I am, and always have been, a big fan of the Institute of Practitioners in Advertising (IPA). I think they do a great job as a trade organization that represents only a fraction of providers. Despite this encumbrance, they have some excellent initiatives to drive best practice in our sector. I went on my very first training course with them as a callow, young account executive (it was on public speaking, which I still hate, so they can’t work miracles).

The IPA just published two really interesting pieces this past week. First was their influential Bellwether report, which measures confidence amongst UK marketers. In their words, the report “reveals a strong upwards revision to marketing budgets, marking the fifth quarter of consecutive growth and the second-highest rate of growth in the survey’s history. This latest report indicates that companies are loosening their purse strings as worries about the wider UK economy subside”.

This is manna from heaven for agency providers who are usually at the leading edge of economic cycles, and very much in keeping with the experiences of gyro’s UK-based operations.

One of the other ‘leading indicators’ in our space is the amount of activity around agency reviews, so I was also very interested in the IPA’s recent ADAPT report – part of an initiative involving UK-based advertisers and agencies that looks to improve output through better collaboration.

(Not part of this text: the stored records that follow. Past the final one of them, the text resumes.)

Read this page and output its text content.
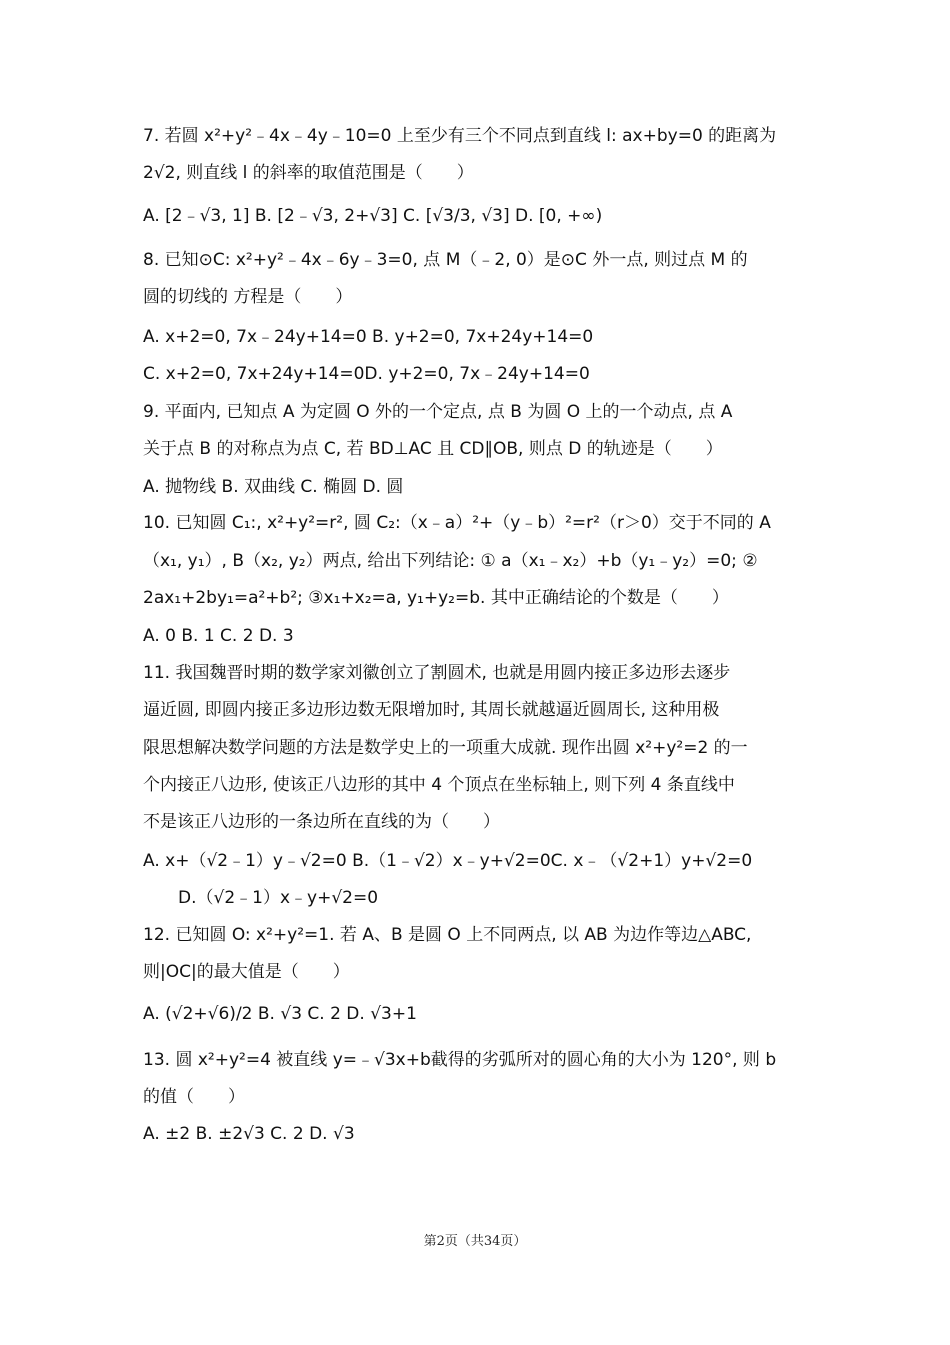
7. 若圆 x²+y²﹣4x﹣4y﹣10=0 上至少有三个不同点到直线 l: ax+by=0 的距离为
2√2, 则直线 l 的斜率的取值范围是（　　）
A. [2﹣√3, 1] B. [2﹣√3, 2+√3] C. [√3/3, √3] D. [0, +∞)
8. 已知⊙C: x²+y²﹣4x﹣6y﹣3=0, 点 M（﹣2, 0）是⊙C 外一点, 则过点 M 的
圆的切线的 方程是（　　）
A. x+2=0, 7x﹣24y+14=0 B. y+2=0, 7x+24y+14=0
C. x+2=0, 7x+24y+14=0D. y+2=0, 7x﹣24y+14=0
9. 平面内, 已知点 A 为定圆 O 外的一个定点, 点 B 为圆 O 上的一个动点, 点 A
关于点 B 的对称点为点 C, 若 BD⊥AC 且 CD∥OB, 则点 D 的轨迹是（　　）
A. 抛物线 B. 双曲线 C. 椭圆 D. 圆
10. 已知圆 C₁:, x²+y²=r², 圆 C₂:（x﹣a）²+（y﹣b）²=r²（r＞0）交于不同的 A
（x₁, y₁）, B（x₂, y₂）两点, 给出下列结论: ① a（x₁﹣x₂）+b（y₁﹣y₂）=0; ②
2ax₁+2by₁=a²+b²; ③x₁+x₂=a, y₁+y₂=b. 其中正确结论的个数是（　　）
A. 0 B. 1 C. 2 D. 3
11. 我国魏晋时期的数学家刘徽创立了割圆术, 也就是用圆内接正多边形去逐步
逼近圆, 即圆内接正多边形边数无限增加时, 其周长就越逼近圆周长, 这种用极
限思想解决数学问题的方法是数学史上的一项重大成就. 现作出圆 x²+y²=2 的一
个内接正八边形, 使该正八边形的其中 4 个顶点在坐标轴上, 则下列 4 条直线中
不是该正八边形的一条边所在直线的为（　　）
A. x+（√2﹣1）y﹣√2=0 B.（1﹣√2）x﹣y+√2=0C. x﹣（√2+1）y+√2=0
D.（√2﹣1）x﹣y+√2=0
12. 已知圆 O: x²+y²=1. 若 A、B 是圆 O 上不同两点, 以 AB 为边作等边△ABC,
则|OC|的最大值是（　　）
A. (√2+√6)/2 B. √3 C. 2 D. √3+1
13. 圆 x²+y²=4 被直线 y=﹣√3x+b截得的劣弧所对的圆心角的大小为 120°, 则 b
的值（　　）
A. ±2 B. ±2√3 C. 2 D. √3
第2页（共34页）
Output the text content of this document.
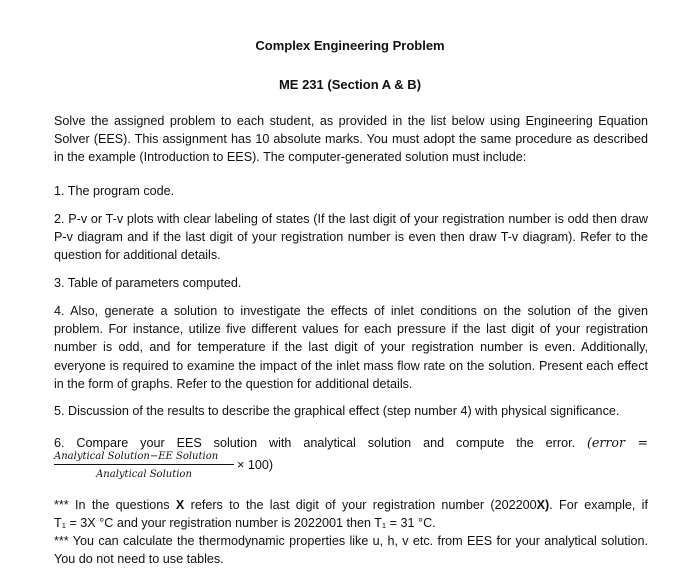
Complex Engineering Problem
ME 231 (Section A & B)

Solve the assigned problem to each student, as provided in the list below using Engineering Equation Solver (EES). This assignment has 10 absolute marks. You must adopt the same procedure as described in the example (Introduction to EES). The computer-generated solution must include:

1. The program code.

2. P-v or T-v plots with clear labeling of states (If the last digit of your registration number is odd then draw P-v diagram and if the last digit of your registration number is even then draw T-v diagram). Refer to the question for additional details.

3. Table of parameters computed.

4. Also, generate a solution to investigate the effects of inlet conditions on the solution of the given problem. For instance, utilize five different values for each pressure if the last digit of your registration number is odd, and for temperature if the last digit of your registration number is even. Additionally, everyone is required to examine the impact of the inlet mass flow rate on the solution. Present each effect in the form of graphs. Refer to the question for additional details.

5. Discussion of the results to describe the graphical effect (step number 4) with physical significance.

6. Compare your EES solution with analytical solution and compute the error. (error =
Analytical Solution−EE Solution
Analytical Solution
× 100)
*** In the questions X refers to the last digit of your registration number (202200X). For example, if
T₁ = 3X °C and your registration number is 2022001 then T₁ = 31 °C.
*** You can calculate the thermodynamic properties like u, h, v etc. from EES for your analytical solution. You do not need to use tables.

Unsurprisingly, their work shows the wastage and negative outcomes associated with ‘pitching’. Agencies have been bitching about this process since time began. When I started out, Martin Anderson of BDH (TBWA) was a prominent standard bearer, but fast-forward 20 years and the problem still exists. As review activity picks up, these problems come to the fore once again, making this research very timely.

In short, the report proves better client/agency alliances drive better commercial outcomes. Whilst I doubt there is any sane person who would challenge this premise, few ‘walk the walk’.

I presented to a large global FS client last year and challenged their 70-strong marketing team to estimate the average cost of a pitch for an agency. (It’s about £140k – large agencies £178k; medium £90k; small £65k). Staggeringly, most of them underestimated the cost by a quantum of around 100– yes, 100, not 10 (i.e., less than £2k).

If I was being adversarial, I’d say, “So what?” If a business can’t put its own house in order, then that’s not the client’s problem.

However, what the ADAPT report shows is that the dysfunctions are a little less one-sided. As I explained to that group of shell-shocked marketers, those costs have to be absorbed somewhere and are reflected in our (oft challenged) hourly rates.

But ADAPT also highlights the fact that pitches cost clients around £32k. Not insignificant. There are equally important but softer dysfunctions too. For example, clients estimate that a period of six to nine months is required to ‘bed in’ a new agency partner and start generating optimum outcomes. This learning curve comes with a cost.

One other blindingly obvious (but hugely pertinent) point the report stresses is that better relationships drive better work – some 37% better, when they correlate relationship key performance indicators with creative measures. There are some great examples of the commercial benefits of long-term partnerships in the report as well.

This touches on some other absolutely critical ‘known knowns’. We all instinctively know that ‘creativity works’ but suffers from that phenomena – often attributed to Henry Ford – about not knowing which parts or why.

This week alone, as the retail sector experiences very mixed fortunes, Burberry posted big sales uplifts attributed to marketing expenditure. Again, the IPA has produced a really robust, in-depth study around this, although one you’d need to pay to read.

It aligns creativity (measured by awards) with effectiveness, debunking the theory that the desire to win creative awards runs counter to the need to deliver a return on investment.

At gyro, we carry out our own work to better understand why more emotional (or humanly relevant) B2B communications deliver better business results, especially in a space that traditionally leans toward rational messaging.

So that this piece doesn’t read like a job application for the IPA, my final thought would be this: A stronger trade association would help deliver a better multilateral response to the practice of pitching, which, we all know, often doesn’t work well for either party. It’s no surprise that some of the biggest agencies with the biggest brands, who are delivering the greatest returns for their clients and stakeholders, are the ones that refuse to pitch.